To be sure, federal courts have ruled that the Fourth Amendment's bar of "unreasonable" searches and seizures limits the president's power to intercept communications without obtaining a warrant. But that doesn't apply to foreign intercepts, as the Supreme Court made clear in a 1972 case, writing, "The instant case requires no judgment on the scope of the president's surveillance power with respect to the activities of foreign powers, within or without this country." The federal courts of appeals for the 5th, 3rd, 9th and 4th Circuits, in cases decided in 1970, 1974, 1977 and 1980, took the same view. In 2002, the special federal court superintending the Foreign Intelligence Surveillance Act wrote, "The Truong court, as did all the other courts to have decided the issue, held that the president did have inherent authority to conduct warrantless searches to obtain foreign intelligence information. ... We take for granted that the president does have that authority and, assuming that is so, FISA could not encroach on the president's constitutional power."
Warrantless intercepts of the communications of foreign powers were undertaken as long ago as 1979, by the Carter administration. In 1994, Bill Clinton's deputy attorney general, Jamie Gorelick, testified to Congress, "The Department of Justice believes, and the case law supports, that the president has inherent authority to conduct warrantless physical searches for foreign intelligence purposes."

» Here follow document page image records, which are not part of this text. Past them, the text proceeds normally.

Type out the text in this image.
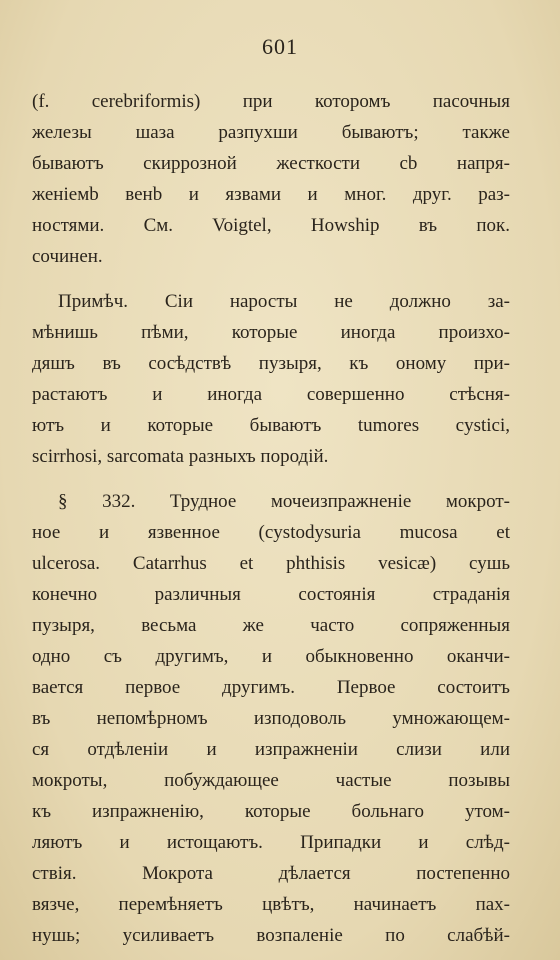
601
(f. cerebriformis) при которомъ пасочныя
железы шаза разпухши бываютъ; также
бываютъ скиррозной жесткости сb напря-
женіемb венb и язвами и мног. друг. раз-
ностями. См. Voigtel, Howship въ пок.
сочинен.
Примѣч. Сіи наросты не должно за-
мѣнишь пѣми, которые иногда произхо-
дяшъ въ сосѣдствѣ пузыря, къ оному при-
растаютъ и иногда совершенно стѣсня-
ютъ и которые бываютъ tumores cystici,
scirrhosi, sarcomata разныхъ породій.
§ 332. Трудное мочеизпражненіе мокрот-
ное и язвенное (cystodysuria mucosa et
ulcerosa. Catarrhus et phthisis vesicæ) сушь
конечно различныя состоянія страданія
пузыря, весьма же часто сопряженныя
одно съ другимъ, и обыкновенно оканчи-
вается первое другимъ. Первое состоитъ
въ непомѣрномъ изподоволь умножающем-
ся отдѣленіи и изпражненіи слизи или
мокроты, побуждающее частые позывы
къ изпражненію, которые больнаго утом-
ляютъ и истощаютъ. Припадки и слѣд-
ствія. Мокрота дѣлается постепенно
вязче, перемѣняетъ цвѣтъ, начинаетъ пах-
нушь; усиливаетъ возпаленіе по слабѣй-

In the Dec. 15 Chicago Tribune, John Schmidt, associate attorney general in the Clinton administration, laid it out cold: "President Bush's post-Sept. 11, 2001, authorization to the National Security Agency to carry out electronic surveillance into private phone calls and e-mails is consistent with court decisions and with the positions of the Justice Department under prior presidents."
"News stories" in the Times and other newspapers and many national newscasts have largely ignored this legal record. Instead, they are tinged with a note of hysteria and the suggestion that fundamental freedoms have been violated by the NSA intercepts.
Earlier this month, a Newsweek cover story depicted George W. Bush as living inside a bubble, isolated from knowledge of the real world. Many of the news stories about the NSA intercepts show that it is mainstream media that are living inside a bubble, carefully insulating themselves and their readers and viewers from knowledge of applicable law and recent historical precedent, determined to pursue an agenda of undermining the Bush administration regardless of any damage to national security.
And damage there almost certainly would be were the program to be ended, as many Democrats and many in the mainstream media would like. Gen. Michael Hayden, former director of NSA and now deputy national intelligence director, has come forward to say, "This program has been successful in detecting and preventing attacks inside the United States."
The Constitution, Justice Robert Jackson famously wrote, should not be interpreted in a way that makes it "a suicide pact." The notion that terrorists' privacy must be respected when they place a cell-phone call to someone in the United States is in the nature of a suicide pact. The Fourth Amendment's ban on unreasonable searches and seizures in the United States should not be stretched into a ban on interceptions of communications from America's enemies abroad.
The mainstream media, inside their left-wing bubble, evidently thinks that there is not much in the way of danger. They should take a trip to Ground Zero, to the Sept. 11 memorial at the Pentagon, to Shanksville, Pa., where the heroes of United flight 93 prevented the terrorists from hitting their target in Washington.